Plusieurs freins socio-technico-juridiques limitent une évolution vers un marché de masse :
- l'apprentissage, et le style atypique de ne pas avoir de main pour guider l'engin, ce qui est unique et intègre la gyroroue dans toutes ces pratiques de glisse urbaine (skate, roller, surf…) qui vont décourager automatiquement un certain nombre de personnes, car elles ont automatiquement moins d'appétence, culturelle ou sociale, sur ce type de transport. Cela demande une proprioception particulaire (pas très différente in fine, mais quand même), et voilà comment on perd déjà un % pas négligeable de la classe moyenne.
- le prix, on est pas sur des sommes abordables, contrairement au vélo, trotinette qui peuvent exister sans être éléctrique. Moins d'accessibilité pour les jeunes, les foyers les + modestes, etc.
- le poids, franchement c'est l'un des plus gros freins techniques aujourd'hui. On perd quasi 90% du public féminin à cause de cela (et surement une bonne partie des hommes…). Il n'est pas possible d'imaginer une roue avec un minimum de performance et d'autonomie sans faire quasi 20 kilos. et il y a irrémédiablement des moments où il faut la soulever. C'est chiant. Le jour où on sera capable de faire la même perf, à 10kg de poids total au lieu des 20 kg d'aujourd'hui, on aura une sacré différence d'usage.
- la juridiction, la France n'aide pas assez aujourd'hui ces engins à se développer.
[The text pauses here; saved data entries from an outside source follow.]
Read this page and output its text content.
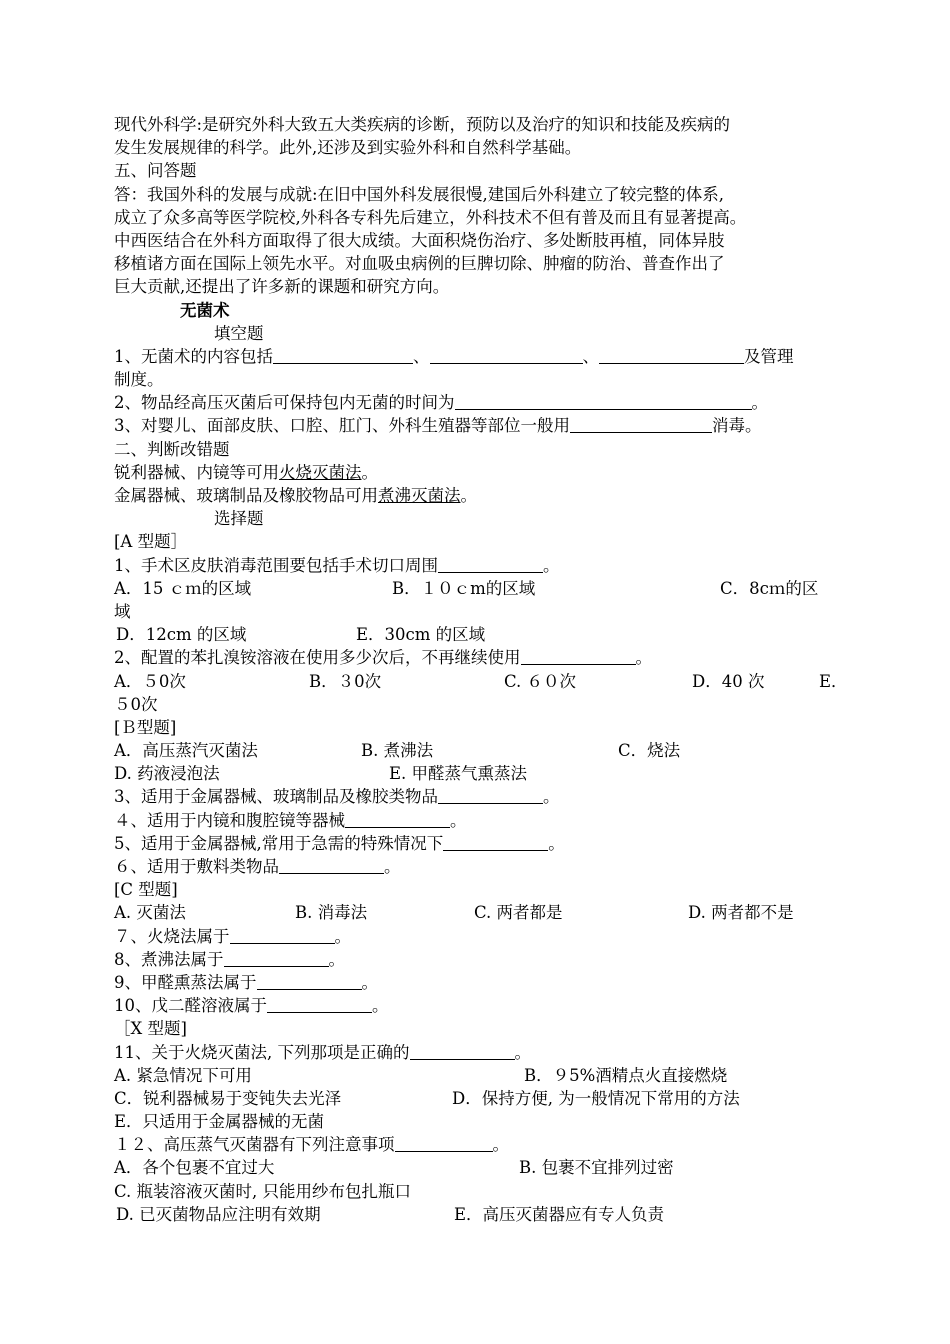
现代外科学:是研究外科大致五大类疾病的诊断，预防以及治疗的知识和技能及疾病的
发生发展规律的科学。此外,还涉及到实验外科和自然科学基础。
五、问答题
答：我国外科的发展与成就:在旧中国外科发展很慢,建国后外科建立了较完整的体系,
成立了众多高等医学院校,外科各专科先后建立，外科技术不但有普及而且有显著提高。
中西医结合在外科方面取得了很大成绩。大面积烧伤治疗、多处断肢再植，同体异肢
移植诸方面在国际上领先水平。对血吸虫病例的巨脾切除、肿瘤的防治、普查作出了
巨大贡献,还提出了许多新的课题和研究方向。
无菌术
填空题
1、无菌术的内容包括	、	、	及管理
制度。
2、物品经高压灭菌后可保持包内无菌的时间为	。
3、对婴儿、面部皮肤、口腔、肛门、外科生殖器等部位一般用	消毒。
二、判断改错题
锐利器械、内镜等可用火烧灭菌法。
金属器械、玻璃制品及橡胶物品可用煮沸灭菌法。
选择题
[A 型题］
1、手术区皮肤消毒范围要包括手术切口周围	。
A．15 ｃｍ的区域	B．１０ｃm的区域	C．8cｍ的区
域
D．12cm 的区域	E．30cm 的区域
2、配置的苯扎溴铵溶液在使用多少次后，不再继续使用	。
A．５0次	B．３0次	C. ６０次	D．40 次	E．
５0次
[Ｂ型题]
A．高压蒸汽灭菌法	B. 煮沸法	C．烧法
D. 药液浸泡法	E. 甲醛蒸气熏蒸法
3、适用于金属器械、玻璃制品及橡胶类物品	。
４、适用于内镜和腹腔镜等器械	。
5、适用于金属器械,常用于急需的特殊情况下	。
６、适用于敷料类物品	。
[C 型题]
A. 灭菌法	B. 消毒法	C. 两者都是	D. 两者都不是
７、火烧法属于	。
8、煮沸法属于	。
9、甲醛熏蒸法属于	。
10、戊二醛溶液属于	。
［X 型题]
11、关于火烧灭菌法, 下列那项是正确的	。
A. 紧急情况下可用	B．９5%酒精点火直接燃烧
C．锐利器械易于变钝失去光泽	D．保持方便, 为一般情况下常用的方法
E．只适用于金属器械的无菌
１２、高压蒸气灭菌器有下列注意事项	。
A．各个包裹不宜过大	B. 包裹不宜排列过密
C. 瓶装溶液灭菌时, 只能用纱布包扎瓶口
D. 已灭菌物品应注明有效期	E．高压灭菌器应有专人负责
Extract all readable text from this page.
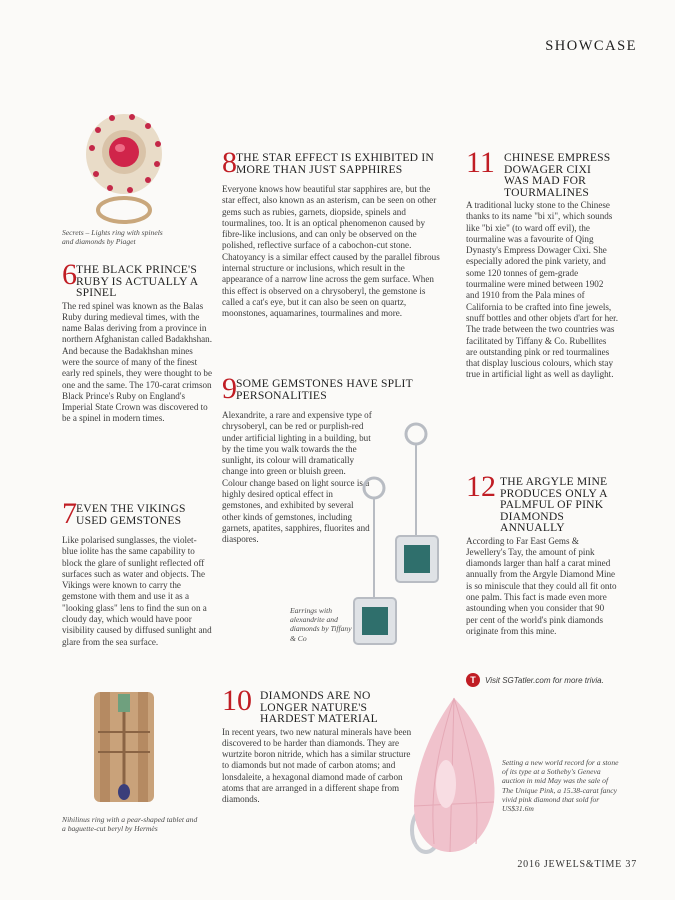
SHOWCASE
Secrets – Lights ring with spinels and diamonds by Piaget
6 THE BLACK PRINCE'S RUBY IS ACTUALLY A SPINEL
The red spinel was known as the Balas Ruby during medieval times, with the name Balas deriving from a province in northern Afghanistan called Badakhshan. And because the Badakhshan mines were the source of many of the finest early red spinels, they were thought to be one and the same. The 170-carat crimson Black Prince's Ruby on England's Imperial State Crown was discovered to be a spinel in modern times.
7 EVEN THE VIKINGS USED GEMSTONES
Like polarised sunglasses, the violet-blue iolite has the same capability to block the glare of sunlight reflected off surfaces such as water and objects. The Vikings were known to carry the gemstone with them and use it as a "looking glass" lens to find the sun on a cloudy day, which would have poor visibility caused by diffused sunlight and glare from the sea surface.
Nihilinus ring with a pear-shaped tablet and a baguette-cut beryl by Hermès
8 THE STAR EFFECT IS EXHIBITED IN MORE THAN JUST SAPPHIRES
Everyone knows how beautiful star sapphires are, but the star effect, also known as an asterism, can be seen on other gems such as rubies, garnets, diopside, spinels and tourmalines, too. It is an optical phenomenon caused by fibre-like inclusions, and can only be observed on the polished, reflective surface of a cabochon-cut stone. Chatoyancy is a similar effect caused by the parallel fibrous internal structure or inclusions, which result in the appearance of a narrow line across the gem surface. When this effect is observed on a chrysoberyl, the gemstone is called a cat's eye, but it can also be seen on quartz, moonstones, aquamarines, tourmalines and more.
9 SOME GEMSTONES HAVE SPLIT PERSONALITIES
Alexandrite, a rare and expensive type of chrysoberyl, can be red or purplish-red under artificial lighting in a building, but by the time you walk towards the the sunlight, its colour will dramatically change into green or bluish green. Colour change based on light source is a highly desired optical effect in gemstones, and exhibited by several other kinds of gemstones, including garnets, apatites, sapphires, fluorites and diaspores.
Earrings with alexandrite and diamonds by Tiffany & Co
10 DIAMONDS ARE NO LONGER NATURE'S HARDEST MATERIAL
In recent years, two new natural minerals have been discovered to be harder than diamonds. They are wurtzite boron nitride, which has a similar structure to diamonds but not made of carbon atoms; and lonsdaleite, a hexagonal diamond made of carbon atoms that are arranged in a different shape from diamonds.
11 CHINESE EMPRESS DOWAGER CIXI WAS MAD FOR TOURMALINES
A traditional lucky stone to the Chinese thanks to its name "bi xi", which sounds like "bi xie" (to ward off evil), the tourmaline was a favourite of Qing Dynasty's Empress Dowager Cixi. She especially adored the pink variety, and some 120 tonnes of gem-grade tourmaline were mined between 1902 and 1910 from the Pala mines of California to be crafted into fine jewels, snuff bottles and other objets d'art for her. The trade between the two countries was facilitated by Tiffany & Co. Rubellites are outstanding pink or red tourmalines that display luscious colours, which stay true in artificial light as well as daylight.
12 THE ARGYLE MINE PRODUCES ONLY A PALMFUL OF PINK DIAMONDS ANNUALLY
According to Far East Gems & Jewellery's Tay, the amount of pink diamonds larger than half a carat mined annually from the Argyle Diamond Mine is so miniscule that they could all fit onto one palm. This fact is made even more astounding when you consider that 90 per cent of the world's pink diamonds originate from this mine.
T	Visit SGTatler.com for more trivia.
Setting a new world record for a stone of its type at a Sotheby's Geneva auction in mid May was the sale of The Unique Pink, a 15.38-carat fancy vivid pink diamond that sold for US$31.6m
2016 JEWELS&TIME 37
On nous bassine à coup de greenwashing d'un côté, sans rien faire pour dégorger les centre-ville de voitures, en limitant au maximum les engins dans des limites bridantes et infantilisantes (25km/h max, bridé, pourtant on ne bride pas les voitures à 130km/h, incohérence). Il faut une assurance, et donc nécessairement, on préférera encore un vélo, ou un engin qui n'a pas autant de restriction. On ne bride pas un vélo à 25km/h, pourtant on voit tous, tout les jours, des cyclistes furieux qui déboulent à 40km/h sans jamais freiner. Et jamais un flic n'ira arrêter ces cyclistes.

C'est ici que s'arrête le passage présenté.